Mitigating Surface Influence Challenges in Continuous CO2 Monitoring Using the Borehole Portable Active Seismic Source (B-PASS)

We investigate strategies to mitigate the impact of environmental noise and surface influences in long-term monitoring of subsurface reservoirs using the borehole-deployable Portable Active Seismic Source (B-PASS). Unlike traditional surface seismic sources, the B-PASS system minimizes the impact of environmental factors such as temperature fluctuations and groundwater variations. This capability makes it particularly effective for long-term applications, especially CO2 storage monitoring. Field tests of B-PASS were conducted in a gas field with shallow formations consisting of highly attenuating beach sand. Using stacked repeatable signals, we achieved effective noise reduction and enhanced seismic data quality. Two source configurations—vertical and horizontal motion—were tested, demonstrating significant signal propagation distances of approximately 450 meters in highly attenuating layers.

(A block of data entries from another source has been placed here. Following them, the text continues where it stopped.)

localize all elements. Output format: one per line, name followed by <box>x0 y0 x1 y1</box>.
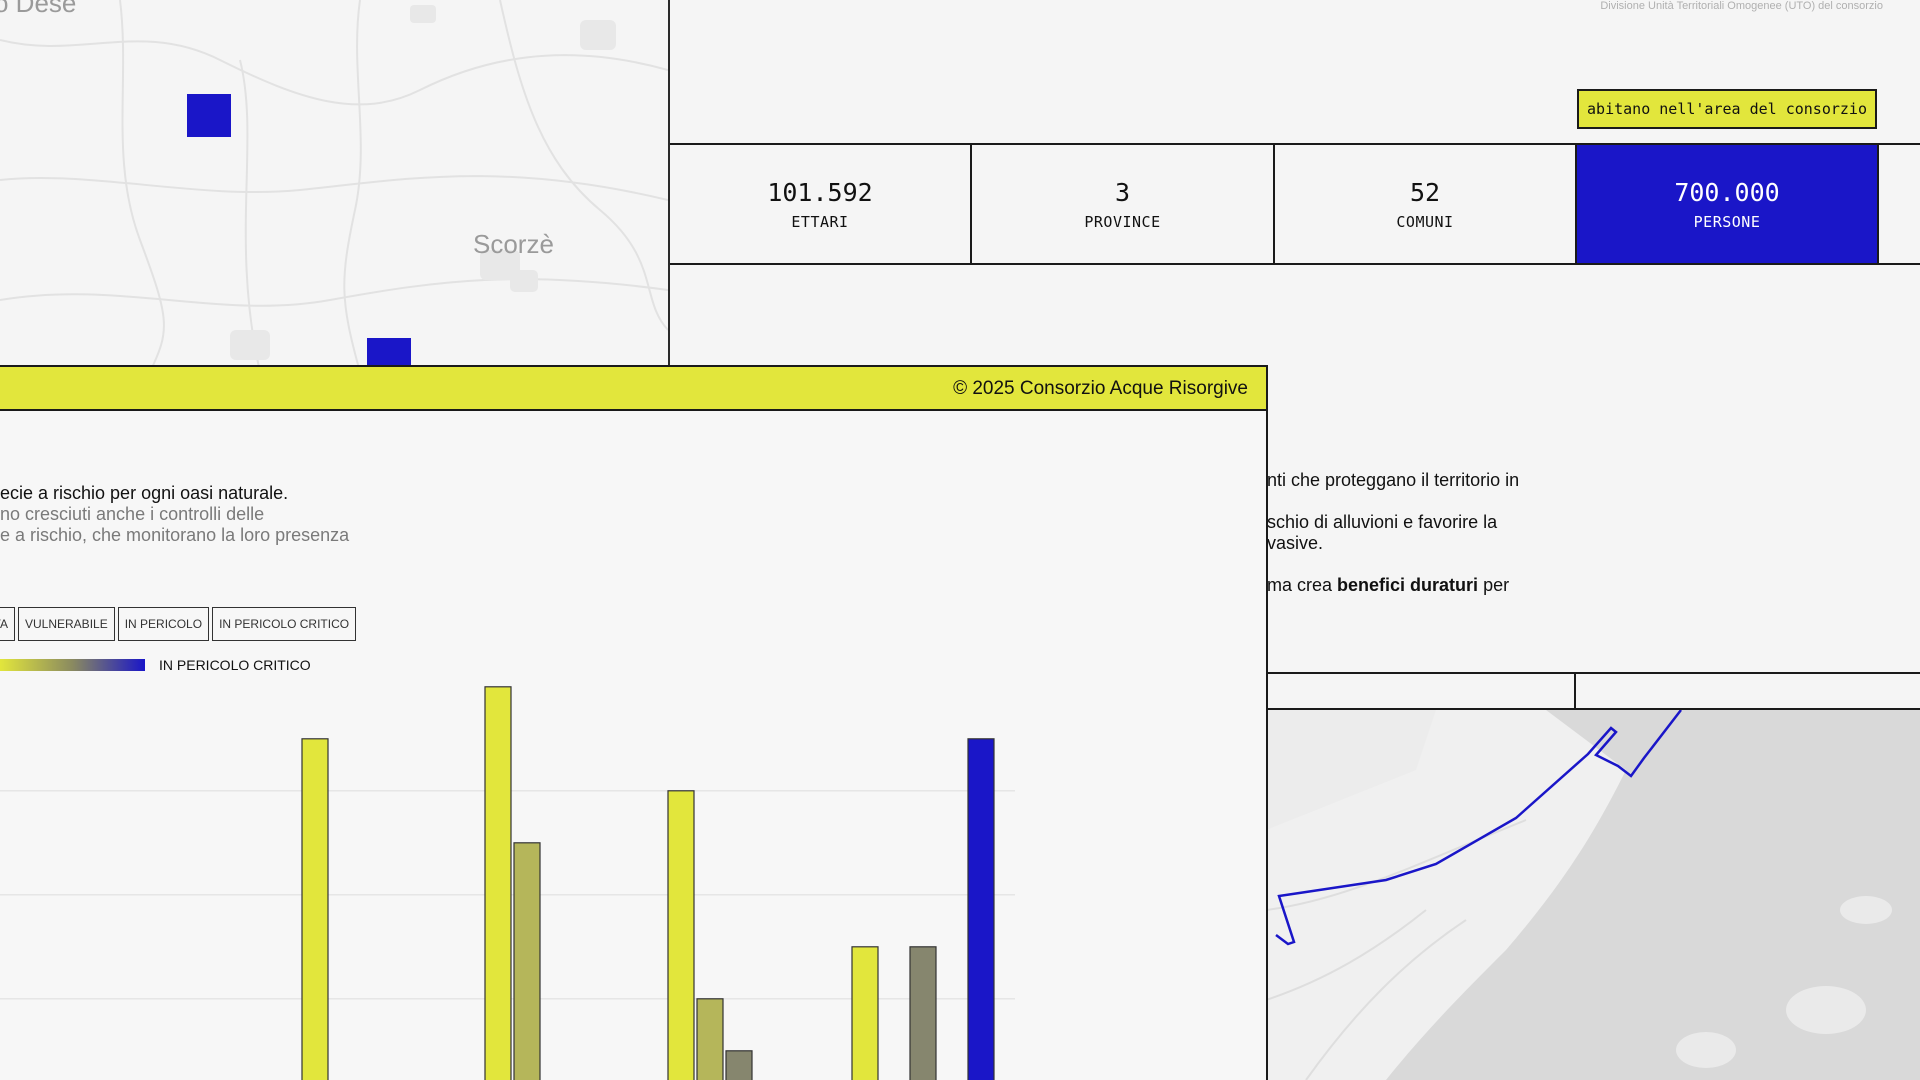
top-map[interactable]: o Dese Scorzè <box>0 0 668 372</box>
right-paragraph-emphasis: benefici duraturi <box>1337 575 1479 595</box>
chart-bar[interactable] <box>909 946 937 1080</box>
intro-line: e a rischio, che monitorano la loro pres… <box>0 525 350 545</box>
stat-municipalities[interactable]: 52 COMUNI <box>1275 145 1577 263</box>
map-marker[interactable] <box>187 94 231 137</box>
chart-bar[interactable] <box>301 738 329 1080</box>
lagoon-map[interactable] <box>1266 710 1920 1080</box>
intro-line: no cresciuti anche i controlli delle <box>0 504 265 524</box>
copyright-text: © 2025 Consorzio Acque Risorgive <box>953 378 1248 399</box>
stat-label: COMUNI <box>1396 212 1454 231</box>
top-map-roads <box>0 0 668 372</box>
chart-bar[interactable] <box>513 842 541 1080</box>
map-place-label: Scorzè <box>473 229 554 259</box>
right-paragraph: ma crea benefici duraturi per <box>1267 575 1827 596</box>
species-chart-window: © 2025 Consorzio Acque Risorgive ecie a … <box>0 365 1268 1080</box>
filter-button[interactable]: TA <box>0 607 15 641</box>
stats-row: 101.592 ETTARI 3 PROVINCE 52 COMUNI 700.… <box>670 143 1920 265</box>
map-legend-note: Divisione Unità Territoriali Omogenee (U… <box>1600 0 1883 12</box>
stat-value: 52 <box>1409 177 1441 207</box>
stat-label: PERSONE <box>1693 212 1761 231</box>
stat-provinces[interactable]: 3 PROVINCE <box>972 145 1275 263</box>
window-title-bar[interactable]: © 2025 Consorzio Acque Risorgive <box>0 367 1266 411</box>
stat-label: PROVINCE <box>1084 212 1161 231</box>
chart-bar[interactable] <box>725 1050 753 1080</box>
right-paragraph-line: vasive. <box>1267 533 1324 553</box>
lagoon-map-shapes <box>1266 710 1920 1080</box>
right-paragraph: nti che proteggano il territorio in <box>1267 470 1520 490</box>
chart-bar[interactable] <box>967 738 995 1080</box>
right-body-text: nti che proteggano il territorio in schi… <box>1267 470 1827 617</box>
risk-filter-buttons: TA VULNERABILE IN PERICOLO IN PERICOLO C… <box>0 607 357 641</box>
stat-hectares[interactable]: 101.592 ETTARI <box>670 145 972 263</box>
stat-value: 101.592 <box>767 177 873 207</box>
stat-people[interactable]: 700.000 PERSONE <box>1577 145 1879 263</box>
chart-bar[interactable] <box>667 790 695 1080</box>
filter-button-critically-endangered[interactable]: IN PERICOLO CRITICO <box>212 607 357 641</box>
right-paragraph-text: ma crea <box>1267 575 1338 595</box>
stat-label: ETTARI <box>791 212 849 231</box>
inhabit-badge: abitano nell'area del consorzio <box>1577 89 1877 129</box>
right-paragraph-line: schio di alluvioni e favorire la <box>1267 512 1498 532</box>
right-paragraph-text: per <box>1478 575 1510 595</box>
stat-value: 3 <box>1114 177 1131 207</box>
map-place-label-partial: o Dese <box>0 0 77 18</box>
filter-button-vulnerable[interactable]: VULNERABILE <box>18 607 115 641</box>
chart-bar[interactable] <box>696 998 724 1080</box>
chart-intro-text: ecie a rischio per ogni oasi naturale. n… <box>0 483 460 546</box>
intro-line: ecie a rischio per ogni oasi naturale. <box>0 483 289 503</box>
filter-button-endangered[interactable]: IN PERICOLO <box>117 607 210 641</box>
right-paragraph: schio di alluvioni e favorire la vasive. <box>1267 512 1827 554</box>
chart-bar[interactable] <box>851 946 879 1080</box>
species-risk-chart <box>0 686 1015 1080</box>
right-table-strip <box>1266 672 1920 710</box>
strip-divider <box>1574 674 1576 710</box>
stat-value: 700.000 <box>1674 177 1780 207</box>
chart-bar[interactable] <box>484 686 512 1080</box>
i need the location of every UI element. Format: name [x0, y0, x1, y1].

Deeper source deployment proved advantageous, reducing noise interference in body waves and enhancing the signal-to-noise ratio (S/N ratio) by up to 5 times compared to surface source deployment. A 19-hour stability test involving 2,250 shots demonstrated consistent waveform reliability, with stacking providing an hourly temporal resolution. Environmental noise significantly influenced signal propagation, and midnight was identified as the optimal operational period due to reduced ambient noise. Therefore, by considering the daily temporal variation of the S/N ratio of the field before the long-term monitoring, we can identify the optimal operation time of the monitoring. To clarify the optimal stacking number, furthermore, we constructed the relationship among the stacked number, offset (source-receiver distance), and S/N ratio. These findings suggest that the B-PASS system offers a reliable solution for continuous seismic monitoring even in attenuated and environmentally influcenced geological layers by considering the optimal monitoring time and staking number.